5. The refuser of order
They don’t believe in recycling or bins or civilisation. Their corner of the kitchen will be a tower of pizza boxes, fossilised cans, and something that has grown that will put a petri dish to shame. You will suggest that they take out the bins, they will nod and smile at you, but will do nothing.
Eventually, it will have to be you who has to clean up so that the CDC doesn’t drop by your kitchen collecting samples for the next plague.
6. The bearer of music
Inseparable from their Bluetooth speaker, they carry noise like oxygen. You’ll hear them in the shower, blasting their morning anthem and again in the kitchen, curating everyone’s misery. Some days it’s kitchen techno, other days heartbreak ballads at dawn. They will call it “good energy.” You call it an emotional hostage situation. Eventually, you will buy earplugs or start eyeing the cricket bat. No one will judge you.
7. The keeper of laws
Every flat breeds a bureaucrat. If yours doesn’t have one yet, give it time. They’ll crown themselves monarch of the rota, issuing commandments like “clean the hob,” “do your dishes,” and “take out rubbish before Wednesday!!” None are obeyed, of course, but they persist anyway.
Their passive-aggressive notes multiply exponentially; you’ll find them on fridges, doors, and even by the sink.
Mine left me a note once, telling me to “keep the bathroom door open for twenty minutes after showering.” I ignored it out of principle and because I’m an independent person. But the mould won.
8. The 3am chef
Every flat’s got one: The 3am chef. You’ll hear the fridge open like a horror movie soundtrack and there they are, making vodka cornflakes or toast that somehow sets off the fire alarm. Their diet is 90 per cent carbs and 10 per cent regret. You’ll learn to fear the microwave beep more than death itself; at least death would be quieter.
9. The mysterious one
You never see them, but stuff keeps moving. The light’s on, there’s a half-eaten apple, and someone’s clearly breathing in there. You start to wonder if they’re doing an engineering degree or living an entirely separate timeline. Either way, the yoghurt’s gone again.
10. The eternal reveller
Freshers’ Week isn’t a memory for them. It is a lifestyle choice. They run on VKs, Students’ Union pints, and pure delusion, crawling home at sunrise with the perfume of kebab and defiance.
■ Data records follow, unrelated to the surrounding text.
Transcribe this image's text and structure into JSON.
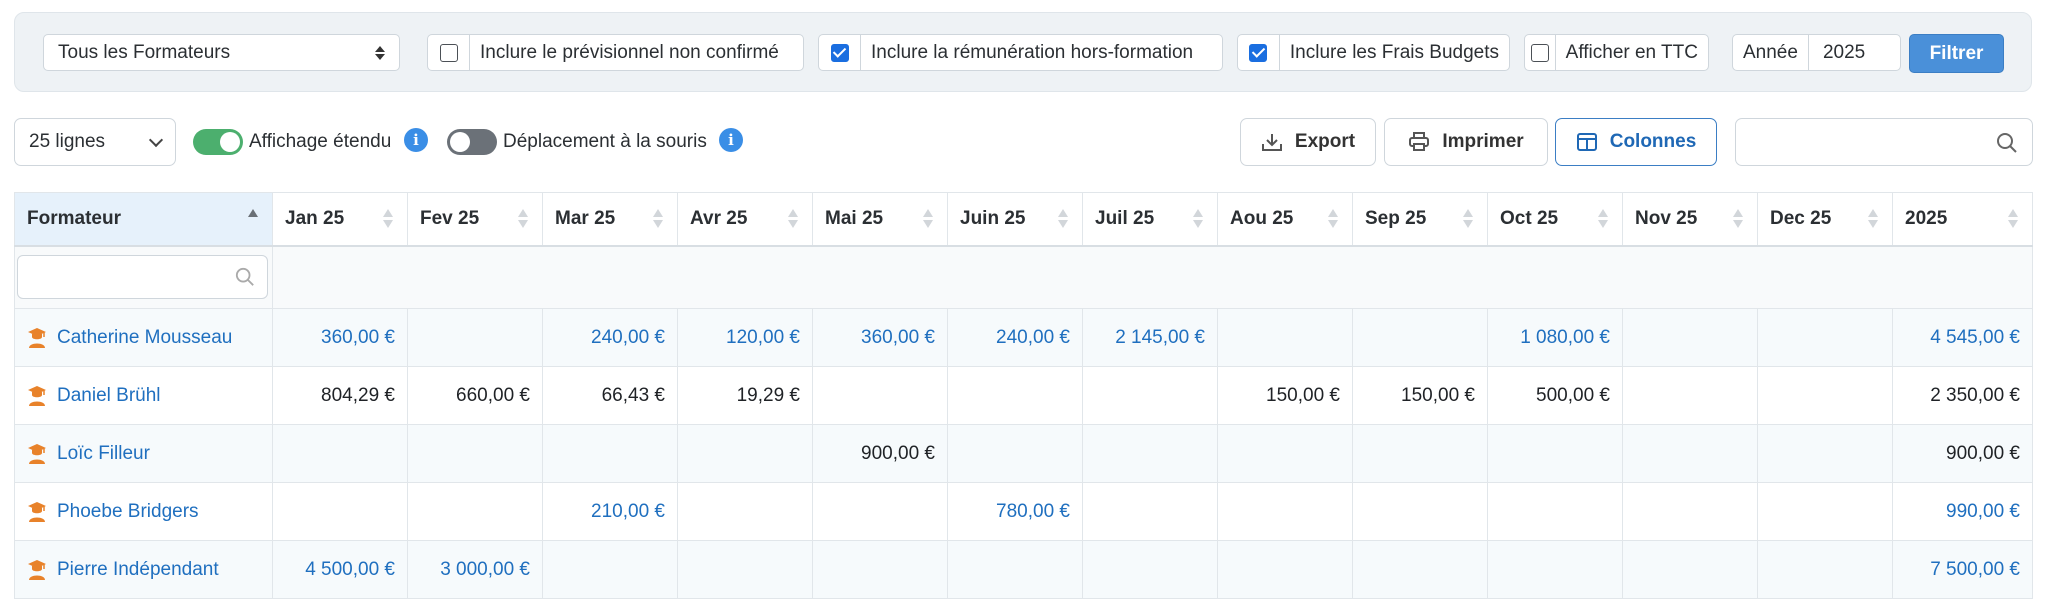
{
  "filters": {
    "trainer_select": "Tous les Formateurs",
    "checkboxes": [
      {
        "label": "Inclure le prévisionnel non confirmé",
        "checked": false
      },
      {
        "label": "Inclure la rémunération hors-formation",
        "checked": true
      },
      {
        "label": "Inclure les Frais Budgets",
        "checked": true
      },
      {
        "label": "Afficher en TTC",
        "checked": false
      }
    ],
    "year_label": "Année",
    "year_value": "2025",
    "filter_button": "Filtrer"
  },
  "toolbar": {
    "lines_select": "25 lignes",
    "extended_display_label": "Affichage étendu",
    "extended_display_on": true,
    "mouse_move_label": "Déplacement à la souris",
    "mouse_move_on": false,
    "info_glyph": "i",
    "export_label": "Export",
    "print_label": "Imprimer",
    "columns_label": "Colonnes",
    "search_value": ""
  },
  "table": {
    "columns": [
      "Formateur",
      "Jan 25",
      "Fev 25",
      "Mar 25",
      "Avr 25",
      "Mai 25",
      "Juin 25",
      "Juil 25",
      "Aou 25",
      "Sep 25",
      "Oct 25",
      "Nov 25",
      "Dec 25",
      "2025"
    ],
    "rows": [
      {
        "name": "Catherine Mousseau",
        "color": "blue",
        "cells": [
          "360,00 €",
          "",
          "240,00 €",
          "120,00 €",
          "360,00 €",
          "240,00 €",
          "2 145,00 €",
          "",
          "",
          "1 080,00 €",
          "",
          "",
          "4 545,00 €"
        ]
      },
      {
        "name": "Daniel Brühl",
        "color": "black",
        "cells": [
          "804,29 €",
          "660,00 €",
          "66,43 €",
          "19,29 €",
          "",
          "",
          "",
          "150,00 €",
          "150,00 €",
          "500,00 €",
          "",
          "",
          "2 350,00 €"
        ]
      },
      {
        "name": "Loïc Filleur",
        "color": "black",
        "cells": [
          "",
          "",
          "",
          "",
          "900,00 €",
          "",
          "",
          "",
          "",
          "",
          "",
          "",
          "900,00 €"
        ]
      },
      {
        "name": "Phoebe Bridgers",
        "color": "blue",
        "cells": [
          "",
          "",
          "210,00 €",
          "",
          "",
          "780,00 €",
          "",
          "",
          "",
          "",
          "",
          "",
          "990,00 €"
        ]
      },
      {
        "name": "Pierre Indépendant",
        "color": "blue",
        "cells": [
          "4 500,00 €",
          "3 000,00 €",
          "",
          "",
          "",
          "",
          "",
          "",
          "",
          "",
          "",
          "",
          "7 500,00 €"
        ]
      }
    ]
  },
  "colors": {
    "accent": "#4a90d9",
    "link": "#1f6fbf",
    "toggle_on": "#4caf6e",
    "trainer_icon": "#e8822a"
  },
  "icons": {
    "trainer": "graduate-icon",
    "search": "search-icon",
    "export": "download-icon",
    "print": "printer-icon",
    "columns": "columns-icon"
  }
}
They swear every Monday will be different but by Thursday, they will be dressed for battle again: Face paint, glitter, adrenaline, and lots of bad intentions. You half admire their stamina and half mourn for their liver. They are living proof that youth can be everlasting if you are just in denial.
Maybe you’ve met them all. Or maybe one of them lives with you right now: humming in the next room, leaving notes on the fridge, or haunting your kitchen at the crack of dawn.
Tag the ones you recognise on The Tab Glasgow’s socials, if you dare.
And if you can’t find one in your flat… well that’s the scary part. Because the odds are, it’s you.